One of my favorite movies is the often maligned “Master and Commander: The Far Side of The World”.  I think it is about the most accurate depiction of life at sea on board a Royal Navy Frigate during the Napoleonic Wars as can be produced.  In one of the scenes is an old Jack Tar who has seen many years before the mast.  Wizened and carved by the elements, this old salt has tattooed across his hands the words, “Hold Fast”.  In his age, he had to, just to survive. He held fast to the rigging, else he would have fallen to his death many a time.  He had seen the roughest life could be, and yet he was still ticking along.

So, why the reference; have you been watching the news lately?  Our nation is before the mast; we are facing the highest winds, the most frightening waves, we are storm tossed, rudderless.  The helm of state is hard over all the way, but we cannot turn.  Like the Titanic, we face nothing short of icy Armageddon.  This is not about politics. I am not being political. The facts present themselves, I am merely interpreting them.

If you except my interpretation, then as chaos erupts about us, what should you do? As the old Jack Tar said, you hold fast.  You hold fast to those truths that are irrefutable, you hold fast to those things which will lift you up, you hold fast to those people who will stand with you.  If you are a person of faith, hold fast to that.  If you are a skeptic, hold fast to that.  Pragmatism, honest questioning, fair play, the essentials of human decency are our rigging, and we are going to hold fast to them.

Nations will rise and fall, the sea of history is one of conflict and turmoil, with brief moments of glacial calm.  As the ship that is our nation is tossed about in the storms of economic chaos, we must hold fast.  We must hold fast to our freedom, we must hold fast to justice, we must hold fast to our reason.  When we are beset by storms, and the inexplicable events of life, it is our reason, the sapient part of our humanity, which must prevail.  It is too easy to just surrender to the insanity, too simple to let go and stop fighting.  The hardest thing to do is to hold fast.

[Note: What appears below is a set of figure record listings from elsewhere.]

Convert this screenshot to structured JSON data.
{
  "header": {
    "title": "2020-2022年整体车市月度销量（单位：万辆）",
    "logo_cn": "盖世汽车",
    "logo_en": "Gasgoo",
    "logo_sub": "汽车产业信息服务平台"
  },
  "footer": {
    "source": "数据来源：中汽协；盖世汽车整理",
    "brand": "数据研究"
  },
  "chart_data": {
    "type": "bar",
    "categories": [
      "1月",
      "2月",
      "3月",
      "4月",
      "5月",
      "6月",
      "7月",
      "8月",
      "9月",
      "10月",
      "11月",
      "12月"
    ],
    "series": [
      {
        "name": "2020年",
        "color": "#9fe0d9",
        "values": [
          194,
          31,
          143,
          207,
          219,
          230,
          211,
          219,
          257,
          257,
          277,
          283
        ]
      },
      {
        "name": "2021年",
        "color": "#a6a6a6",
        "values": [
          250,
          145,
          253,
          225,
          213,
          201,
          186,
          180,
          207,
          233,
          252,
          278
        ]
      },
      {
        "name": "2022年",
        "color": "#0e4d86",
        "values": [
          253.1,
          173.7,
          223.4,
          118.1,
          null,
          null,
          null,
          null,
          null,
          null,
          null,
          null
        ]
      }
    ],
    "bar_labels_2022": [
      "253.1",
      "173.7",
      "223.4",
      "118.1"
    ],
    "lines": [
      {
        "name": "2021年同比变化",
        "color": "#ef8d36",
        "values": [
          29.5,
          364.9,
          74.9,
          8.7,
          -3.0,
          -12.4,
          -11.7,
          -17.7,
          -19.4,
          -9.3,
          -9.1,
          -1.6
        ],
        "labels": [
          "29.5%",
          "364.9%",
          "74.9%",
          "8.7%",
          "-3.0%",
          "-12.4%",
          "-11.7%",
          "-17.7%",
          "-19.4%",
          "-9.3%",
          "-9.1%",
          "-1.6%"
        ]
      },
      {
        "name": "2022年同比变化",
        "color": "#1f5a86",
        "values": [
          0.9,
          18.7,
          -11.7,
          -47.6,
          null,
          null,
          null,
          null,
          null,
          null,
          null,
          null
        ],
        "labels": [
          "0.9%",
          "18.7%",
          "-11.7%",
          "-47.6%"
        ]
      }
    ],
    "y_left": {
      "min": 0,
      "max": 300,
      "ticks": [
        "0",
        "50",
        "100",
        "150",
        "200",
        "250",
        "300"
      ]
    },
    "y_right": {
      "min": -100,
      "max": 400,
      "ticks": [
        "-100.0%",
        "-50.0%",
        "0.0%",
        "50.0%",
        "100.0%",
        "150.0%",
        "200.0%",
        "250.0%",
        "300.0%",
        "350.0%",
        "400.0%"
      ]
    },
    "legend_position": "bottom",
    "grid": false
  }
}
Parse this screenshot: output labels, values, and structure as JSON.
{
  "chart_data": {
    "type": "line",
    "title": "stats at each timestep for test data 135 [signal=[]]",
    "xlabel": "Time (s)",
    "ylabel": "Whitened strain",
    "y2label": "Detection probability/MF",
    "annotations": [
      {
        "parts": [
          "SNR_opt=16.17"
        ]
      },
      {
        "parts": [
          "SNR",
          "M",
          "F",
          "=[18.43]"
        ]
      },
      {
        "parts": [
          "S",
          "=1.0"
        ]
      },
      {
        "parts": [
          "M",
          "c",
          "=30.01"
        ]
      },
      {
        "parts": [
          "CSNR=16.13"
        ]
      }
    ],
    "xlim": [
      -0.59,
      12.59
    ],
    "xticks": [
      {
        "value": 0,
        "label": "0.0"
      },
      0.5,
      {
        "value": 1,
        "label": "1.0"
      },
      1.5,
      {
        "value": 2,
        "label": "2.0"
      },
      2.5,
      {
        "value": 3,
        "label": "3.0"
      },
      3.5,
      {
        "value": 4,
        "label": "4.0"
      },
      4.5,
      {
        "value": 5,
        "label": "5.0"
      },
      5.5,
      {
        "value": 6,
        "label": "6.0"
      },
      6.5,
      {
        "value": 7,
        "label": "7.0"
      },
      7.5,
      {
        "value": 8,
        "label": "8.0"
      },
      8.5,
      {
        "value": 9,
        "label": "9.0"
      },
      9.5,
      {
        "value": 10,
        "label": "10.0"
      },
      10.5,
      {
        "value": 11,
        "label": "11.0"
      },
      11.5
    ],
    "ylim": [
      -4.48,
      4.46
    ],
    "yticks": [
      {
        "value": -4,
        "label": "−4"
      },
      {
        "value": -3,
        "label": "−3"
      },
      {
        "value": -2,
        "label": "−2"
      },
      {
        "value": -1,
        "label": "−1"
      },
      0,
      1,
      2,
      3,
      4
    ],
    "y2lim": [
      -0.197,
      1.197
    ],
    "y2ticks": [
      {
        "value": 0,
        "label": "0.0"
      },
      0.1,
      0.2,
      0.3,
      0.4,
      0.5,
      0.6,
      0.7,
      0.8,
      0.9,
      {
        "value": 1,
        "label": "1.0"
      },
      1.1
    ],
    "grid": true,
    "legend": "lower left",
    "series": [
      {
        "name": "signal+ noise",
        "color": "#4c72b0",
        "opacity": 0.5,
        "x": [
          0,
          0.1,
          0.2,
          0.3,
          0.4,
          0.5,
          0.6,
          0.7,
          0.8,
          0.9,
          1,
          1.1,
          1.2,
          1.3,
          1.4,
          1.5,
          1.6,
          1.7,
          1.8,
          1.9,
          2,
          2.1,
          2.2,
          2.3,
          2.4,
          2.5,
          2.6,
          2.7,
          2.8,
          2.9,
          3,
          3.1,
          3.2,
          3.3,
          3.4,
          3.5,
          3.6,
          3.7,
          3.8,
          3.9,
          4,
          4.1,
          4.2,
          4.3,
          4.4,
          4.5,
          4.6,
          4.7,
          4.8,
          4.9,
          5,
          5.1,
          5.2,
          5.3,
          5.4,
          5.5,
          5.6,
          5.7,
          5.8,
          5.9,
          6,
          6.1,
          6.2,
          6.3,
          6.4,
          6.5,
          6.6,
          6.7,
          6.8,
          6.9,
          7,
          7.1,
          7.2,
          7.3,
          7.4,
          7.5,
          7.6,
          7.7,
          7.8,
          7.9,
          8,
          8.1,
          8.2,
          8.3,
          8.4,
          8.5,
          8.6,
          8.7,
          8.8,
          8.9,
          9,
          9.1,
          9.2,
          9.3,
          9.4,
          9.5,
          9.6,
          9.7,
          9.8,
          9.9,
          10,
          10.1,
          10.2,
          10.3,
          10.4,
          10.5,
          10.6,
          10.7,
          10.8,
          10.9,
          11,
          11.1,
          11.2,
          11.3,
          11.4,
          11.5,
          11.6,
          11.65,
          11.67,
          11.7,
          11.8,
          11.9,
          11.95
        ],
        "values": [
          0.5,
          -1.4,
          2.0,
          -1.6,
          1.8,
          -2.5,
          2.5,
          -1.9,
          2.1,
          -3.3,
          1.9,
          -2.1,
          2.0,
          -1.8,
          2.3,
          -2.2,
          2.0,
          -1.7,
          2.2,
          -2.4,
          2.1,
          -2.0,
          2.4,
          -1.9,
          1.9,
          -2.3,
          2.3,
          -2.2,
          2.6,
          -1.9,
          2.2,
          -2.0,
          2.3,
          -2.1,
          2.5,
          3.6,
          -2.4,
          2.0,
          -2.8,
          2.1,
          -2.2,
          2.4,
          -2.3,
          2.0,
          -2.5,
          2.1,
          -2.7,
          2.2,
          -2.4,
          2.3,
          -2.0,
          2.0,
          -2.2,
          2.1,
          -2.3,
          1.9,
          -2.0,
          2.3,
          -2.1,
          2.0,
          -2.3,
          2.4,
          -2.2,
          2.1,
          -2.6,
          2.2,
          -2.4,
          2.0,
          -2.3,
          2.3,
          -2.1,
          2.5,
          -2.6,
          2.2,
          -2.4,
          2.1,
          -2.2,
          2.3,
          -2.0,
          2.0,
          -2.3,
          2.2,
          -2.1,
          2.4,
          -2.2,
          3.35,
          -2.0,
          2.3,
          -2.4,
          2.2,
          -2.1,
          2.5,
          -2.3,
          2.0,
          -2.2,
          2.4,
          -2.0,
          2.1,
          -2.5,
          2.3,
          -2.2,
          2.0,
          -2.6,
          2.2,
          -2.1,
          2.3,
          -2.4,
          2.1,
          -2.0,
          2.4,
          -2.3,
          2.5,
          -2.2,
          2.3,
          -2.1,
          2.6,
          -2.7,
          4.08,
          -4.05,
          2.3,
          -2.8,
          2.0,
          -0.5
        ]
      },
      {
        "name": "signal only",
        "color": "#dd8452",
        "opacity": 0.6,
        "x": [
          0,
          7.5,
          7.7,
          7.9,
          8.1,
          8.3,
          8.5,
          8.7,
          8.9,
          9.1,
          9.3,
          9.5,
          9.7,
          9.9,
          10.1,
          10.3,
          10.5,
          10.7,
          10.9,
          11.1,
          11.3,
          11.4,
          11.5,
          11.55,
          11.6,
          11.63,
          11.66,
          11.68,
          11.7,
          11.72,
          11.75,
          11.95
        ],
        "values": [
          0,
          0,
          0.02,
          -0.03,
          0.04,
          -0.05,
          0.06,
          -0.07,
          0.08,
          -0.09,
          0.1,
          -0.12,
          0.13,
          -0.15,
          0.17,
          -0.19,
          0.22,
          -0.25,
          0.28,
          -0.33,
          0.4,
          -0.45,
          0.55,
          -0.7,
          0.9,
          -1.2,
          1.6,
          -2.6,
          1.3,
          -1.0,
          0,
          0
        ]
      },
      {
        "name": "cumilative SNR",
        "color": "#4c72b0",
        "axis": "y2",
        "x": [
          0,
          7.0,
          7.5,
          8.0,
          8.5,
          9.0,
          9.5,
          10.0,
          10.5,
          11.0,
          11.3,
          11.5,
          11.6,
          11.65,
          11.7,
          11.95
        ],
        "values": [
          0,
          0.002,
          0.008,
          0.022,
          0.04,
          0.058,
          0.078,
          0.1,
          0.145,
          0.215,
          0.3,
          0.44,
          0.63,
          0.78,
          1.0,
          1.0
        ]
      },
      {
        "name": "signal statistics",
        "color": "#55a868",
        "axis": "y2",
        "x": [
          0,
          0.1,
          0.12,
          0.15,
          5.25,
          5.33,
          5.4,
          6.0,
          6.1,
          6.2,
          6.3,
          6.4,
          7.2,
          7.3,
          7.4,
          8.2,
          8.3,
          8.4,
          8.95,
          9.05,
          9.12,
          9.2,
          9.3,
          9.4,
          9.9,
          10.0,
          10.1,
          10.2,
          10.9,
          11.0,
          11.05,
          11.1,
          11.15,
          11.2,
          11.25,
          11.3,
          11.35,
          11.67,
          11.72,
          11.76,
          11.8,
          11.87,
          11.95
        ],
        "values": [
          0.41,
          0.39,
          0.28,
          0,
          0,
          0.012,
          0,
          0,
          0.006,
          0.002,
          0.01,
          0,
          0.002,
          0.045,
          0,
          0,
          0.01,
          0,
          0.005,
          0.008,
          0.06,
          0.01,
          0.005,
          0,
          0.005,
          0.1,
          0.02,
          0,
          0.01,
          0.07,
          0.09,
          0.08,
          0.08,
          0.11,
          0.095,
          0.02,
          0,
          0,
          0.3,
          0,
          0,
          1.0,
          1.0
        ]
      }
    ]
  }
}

Yes, our muscles ache. Yes, our calloused hands are bleeding.  Yes, we are tired.  But if we let go we will die.  We will die as sure as if we had fallen from the rigging.  Freedom and prosperity are not easy, they are hard won.  They require focus and management, they need tending.  Our moral imperative is to maintain what was given to us for the next generation, so they can bring it forward to the next. This is the way of things.

So what do you do when the rain falls from the sky, the seas rise from their depths, and the very pillars of heaven shake?  As the man says, “You’d better hold fast.”